Rentrée
littéraire 2019 suite. Le monde qu’Emmanuelle PIREYRE nous propose de découvrir
dans son nouveau livre est le nôtre, fait d’avancées technologiques, de
croisements génétiques, élégants ou non, d’Europe des nations, de manque de
recul sur les conséquences des inventions, des créations, un peu comme si la
possibilité de croiser Frankenstein à un coin de rue était devenue perceptible
quotidiennement. Mais à la différence d’auteurs catastrophistes ou à teneur
néo-nihiliste avec sourire cynique de circonstance en mode findumondiste,
Emmanuelle PIREYRE emploie l’humour décalé comme arme absolue.
L’Europe,
27 pays.
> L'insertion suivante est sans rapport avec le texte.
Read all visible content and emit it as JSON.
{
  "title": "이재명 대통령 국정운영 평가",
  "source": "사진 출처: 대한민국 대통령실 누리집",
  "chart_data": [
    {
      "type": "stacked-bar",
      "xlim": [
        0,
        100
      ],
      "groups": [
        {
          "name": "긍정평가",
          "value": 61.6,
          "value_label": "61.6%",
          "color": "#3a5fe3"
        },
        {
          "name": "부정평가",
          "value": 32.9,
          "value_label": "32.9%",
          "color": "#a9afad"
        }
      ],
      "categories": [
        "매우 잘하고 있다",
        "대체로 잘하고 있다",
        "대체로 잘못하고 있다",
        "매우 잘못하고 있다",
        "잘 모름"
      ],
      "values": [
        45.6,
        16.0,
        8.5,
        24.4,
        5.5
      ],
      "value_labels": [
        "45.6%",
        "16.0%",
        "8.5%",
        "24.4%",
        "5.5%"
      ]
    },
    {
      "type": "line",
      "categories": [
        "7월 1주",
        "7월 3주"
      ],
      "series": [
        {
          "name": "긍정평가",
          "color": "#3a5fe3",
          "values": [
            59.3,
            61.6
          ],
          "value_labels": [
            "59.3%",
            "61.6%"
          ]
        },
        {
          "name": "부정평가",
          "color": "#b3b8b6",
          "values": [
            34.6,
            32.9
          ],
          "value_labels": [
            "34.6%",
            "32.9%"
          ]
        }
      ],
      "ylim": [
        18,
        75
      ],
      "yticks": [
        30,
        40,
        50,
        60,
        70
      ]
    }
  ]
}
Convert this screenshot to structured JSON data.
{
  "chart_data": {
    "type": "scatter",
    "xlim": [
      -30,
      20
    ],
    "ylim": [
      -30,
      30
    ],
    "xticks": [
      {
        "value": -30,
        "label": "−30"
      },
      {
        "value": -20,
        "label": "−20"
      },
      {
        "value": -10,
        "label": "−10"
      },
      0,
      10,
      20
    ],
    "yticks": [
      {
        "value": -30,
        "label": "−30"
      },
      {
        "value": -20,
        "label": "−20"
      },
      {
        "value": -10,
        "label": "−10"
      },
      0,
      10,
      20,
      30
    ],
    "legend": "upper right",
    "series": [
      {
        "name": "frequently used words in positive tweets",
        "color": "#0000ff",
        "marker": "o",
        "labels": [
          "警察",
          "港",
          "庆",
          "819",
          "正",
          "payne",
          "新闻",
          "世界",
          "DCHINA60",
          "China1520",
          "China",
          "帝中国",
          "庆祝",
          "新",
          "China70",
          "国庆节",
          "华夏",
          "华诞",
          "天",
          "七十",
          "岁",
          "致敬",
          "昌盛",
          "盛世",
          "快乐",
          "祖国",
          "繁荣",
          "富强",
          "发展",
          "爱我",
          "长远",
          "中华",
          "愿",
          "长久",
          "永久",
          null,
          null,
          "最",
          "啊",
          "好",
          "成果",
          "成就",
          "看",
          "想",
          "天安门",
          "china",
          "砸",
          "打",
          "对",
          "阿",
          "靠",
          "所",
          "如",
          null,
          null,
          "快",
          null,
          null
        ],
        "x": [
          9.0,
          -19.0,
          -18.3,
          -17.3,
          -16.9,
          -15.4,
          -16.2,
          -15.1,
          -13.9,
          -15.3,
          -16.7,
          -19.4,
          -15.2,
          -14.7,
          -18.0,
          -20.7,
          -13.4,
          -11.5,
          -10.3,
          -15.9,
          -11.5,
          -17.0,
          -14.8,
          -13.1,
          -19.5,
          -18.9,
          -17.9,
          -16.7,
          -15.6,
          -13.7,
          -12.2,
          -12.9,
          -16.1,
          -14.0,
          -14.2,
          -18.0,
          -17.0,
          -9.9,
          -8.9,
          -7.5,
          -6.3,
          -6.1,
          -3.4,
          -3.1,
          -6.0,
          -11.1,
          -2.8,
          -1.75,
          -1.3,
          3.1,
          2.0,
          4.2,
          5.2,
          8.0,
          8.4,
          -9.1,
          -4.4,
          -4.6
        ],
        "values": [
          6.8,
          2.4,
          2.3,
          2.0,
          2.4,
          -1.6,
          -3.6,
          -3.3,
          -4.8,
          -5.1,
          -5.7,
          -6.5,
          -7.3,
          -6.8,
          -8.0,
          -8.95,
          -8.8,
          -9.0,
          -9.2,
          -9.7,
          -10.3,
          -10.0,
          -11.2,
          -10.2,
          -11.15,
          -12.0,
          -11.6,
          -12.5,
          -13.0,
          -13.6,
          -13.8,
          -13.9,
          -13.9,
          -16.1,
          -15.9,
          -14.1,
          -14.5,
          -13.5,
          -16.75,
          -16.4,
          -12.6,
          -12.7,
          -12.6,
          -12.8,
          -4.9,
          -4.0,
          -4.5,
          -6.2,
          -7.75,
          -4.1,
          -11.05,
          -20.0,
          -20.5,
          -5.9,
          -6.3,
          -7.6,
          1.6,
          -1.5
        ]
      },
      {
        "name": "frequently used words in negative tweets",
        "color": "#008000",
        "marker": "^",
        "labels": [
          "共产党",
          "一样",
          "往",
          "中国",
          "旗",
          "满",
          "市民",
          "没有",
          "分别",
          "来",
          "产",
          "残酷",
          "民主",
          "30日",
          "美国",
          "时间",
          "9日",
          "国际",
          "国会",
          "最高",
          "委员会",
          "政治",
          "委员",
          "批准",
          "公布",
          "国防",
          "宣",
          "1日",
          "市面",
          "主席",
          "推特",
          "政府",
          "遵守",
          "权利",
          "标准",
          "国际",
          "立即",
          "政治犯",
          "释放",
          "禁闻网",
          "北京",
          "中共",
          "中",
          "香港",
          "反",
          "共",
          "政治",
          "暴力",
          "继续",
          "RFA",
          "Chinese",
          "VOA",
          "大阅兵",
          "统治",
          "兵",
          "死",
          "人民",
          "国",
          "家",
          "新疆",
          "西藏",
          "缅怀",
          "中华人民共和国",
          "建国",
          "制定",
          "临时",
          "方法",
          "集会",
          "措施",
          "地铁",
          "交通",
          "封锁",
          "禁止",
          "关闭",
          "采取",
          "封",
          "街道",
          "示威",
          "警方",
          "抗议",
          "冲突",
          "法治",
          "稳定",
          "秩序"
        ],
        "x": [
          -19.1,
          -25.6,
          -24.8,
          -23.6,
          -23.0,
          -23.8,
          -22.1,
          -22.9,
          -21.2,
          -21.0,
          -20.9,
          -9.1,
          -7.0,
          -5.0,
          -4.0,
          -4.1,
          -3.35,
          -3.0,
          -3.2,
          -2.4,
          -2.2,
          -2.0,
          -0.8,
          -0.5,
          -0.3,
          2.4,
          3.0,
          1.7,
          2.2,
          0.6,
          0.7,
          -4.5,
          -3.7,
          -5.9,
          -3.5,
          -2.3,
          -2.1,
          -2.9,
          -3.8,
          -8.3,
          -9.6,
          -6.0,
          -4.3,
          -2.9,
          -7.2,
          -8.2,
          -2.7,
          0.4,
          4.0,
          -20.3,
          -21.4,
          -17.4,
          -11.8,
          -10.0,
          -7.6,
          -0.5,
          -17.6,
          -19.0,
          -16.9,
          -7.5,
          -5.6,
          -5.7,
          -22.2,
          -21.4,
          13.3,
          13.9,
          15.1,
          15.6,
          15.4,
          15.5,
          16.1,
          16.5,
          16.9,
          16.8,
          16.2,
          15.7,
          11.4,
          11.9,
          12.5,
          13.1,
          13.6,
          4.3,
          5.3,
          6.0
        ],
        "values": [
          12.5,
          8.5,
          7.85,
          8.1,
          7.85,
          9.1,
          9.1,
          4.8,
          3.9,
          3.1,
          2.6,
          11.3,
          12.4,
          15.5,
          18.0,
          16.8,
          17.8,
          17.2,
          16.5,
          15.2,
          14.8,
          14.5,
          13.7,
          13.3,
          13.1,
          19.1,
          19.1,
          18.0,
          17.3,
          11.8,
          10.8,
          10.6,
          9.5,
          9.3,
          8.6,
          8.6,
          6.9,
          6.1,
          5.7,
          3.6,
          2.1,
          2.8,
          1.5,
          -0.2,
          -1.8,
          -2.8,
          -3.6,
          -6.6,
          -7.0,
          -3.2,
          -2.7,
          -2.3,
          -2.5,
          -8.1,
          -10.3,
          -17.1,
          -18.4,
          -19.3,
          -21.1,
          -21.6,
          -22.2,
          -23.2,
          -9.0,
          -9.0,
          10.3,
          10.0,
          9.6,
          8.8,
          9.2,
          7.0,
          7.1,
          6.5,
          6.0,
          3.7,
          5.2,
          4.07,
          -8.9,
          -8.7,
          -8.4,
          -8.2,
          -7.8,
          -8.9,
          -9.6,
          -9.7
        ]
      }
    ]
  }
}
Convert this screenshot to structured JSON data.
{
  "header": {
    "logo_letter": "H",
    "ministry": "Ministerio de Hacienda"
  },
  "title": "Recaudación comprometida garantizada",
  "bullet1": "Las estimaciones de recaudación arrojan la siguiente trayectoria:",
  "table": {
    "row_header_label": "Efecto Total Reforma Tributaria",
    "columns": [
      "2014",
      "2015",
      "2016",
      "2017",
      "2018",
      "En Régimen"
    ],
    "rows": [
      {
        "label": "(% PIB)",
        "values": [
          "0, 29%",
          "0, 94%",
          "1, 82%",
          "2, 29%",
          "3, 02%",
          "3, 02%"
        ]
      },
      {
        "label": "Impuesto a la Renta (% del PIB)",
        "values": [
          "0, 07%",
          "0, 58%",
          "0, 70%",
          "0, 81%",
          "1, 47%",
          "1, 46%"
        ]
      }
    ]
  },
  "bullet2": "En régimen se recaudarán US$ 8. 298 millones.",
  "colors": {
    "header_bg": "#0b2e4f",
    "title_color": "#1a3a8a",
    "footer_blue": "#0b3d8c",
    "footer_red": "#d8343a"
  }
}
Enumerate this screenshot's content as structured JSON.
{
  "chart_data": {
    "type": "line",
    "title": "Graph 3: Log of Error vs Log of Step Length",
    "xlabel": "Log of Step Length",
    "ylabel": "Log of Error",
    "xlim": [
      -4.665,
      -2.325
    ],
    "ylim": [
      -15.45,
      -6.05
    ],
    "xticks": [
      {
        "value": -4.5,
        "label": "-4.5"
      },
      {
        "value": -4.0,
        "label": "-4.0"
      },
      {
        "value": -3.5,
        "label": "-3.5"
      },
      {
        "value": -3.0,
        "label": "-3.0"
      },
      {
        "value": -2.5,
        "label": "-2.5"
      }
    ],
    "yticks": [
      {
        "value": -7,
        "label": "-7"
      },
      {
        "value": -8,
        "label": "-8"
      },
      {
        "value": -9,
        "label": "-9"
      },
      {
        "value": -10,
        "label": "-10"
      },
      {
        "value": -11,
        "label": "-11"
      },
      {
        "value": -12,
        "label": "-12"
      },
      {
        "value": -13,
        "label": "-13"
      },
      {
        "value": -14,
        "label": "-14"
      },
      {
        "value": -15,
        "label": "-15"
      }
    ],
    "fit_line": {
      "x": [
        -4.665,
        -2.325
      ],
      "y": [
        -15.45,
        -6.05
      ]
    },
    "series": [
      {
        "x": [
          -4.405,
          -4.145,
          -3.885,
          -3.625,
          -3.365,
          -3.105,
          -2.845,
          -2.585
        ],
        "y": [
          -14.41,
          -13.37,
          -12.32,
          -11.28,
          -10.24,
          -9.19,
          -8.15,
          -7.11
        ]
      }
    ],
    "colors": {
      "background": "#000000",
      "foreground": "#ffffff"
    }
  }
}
OK l’Angleterre, la Brexiteuse, est sur la touche, regard vers les
vestiaires. Quelles propositions pour rendre l’Europe plus attractive, plus
efficace ? Donner un sujet d’actualité, social, politique ou
environnemental à chaque pays pour qu’il planche dessus. Puis réunion formelle
et solennelle pour travaux de groupes. La France tire le sujet « Temps
libre », alors que par exemple l’aspect « Finance » est attribué
à la Croatie. Chaque pays possède son thème sur lequel bûcher. Mais l’Europe
est peuplée d’individus. Emmanuelle PIREYRE va en suivre quelques uns de près.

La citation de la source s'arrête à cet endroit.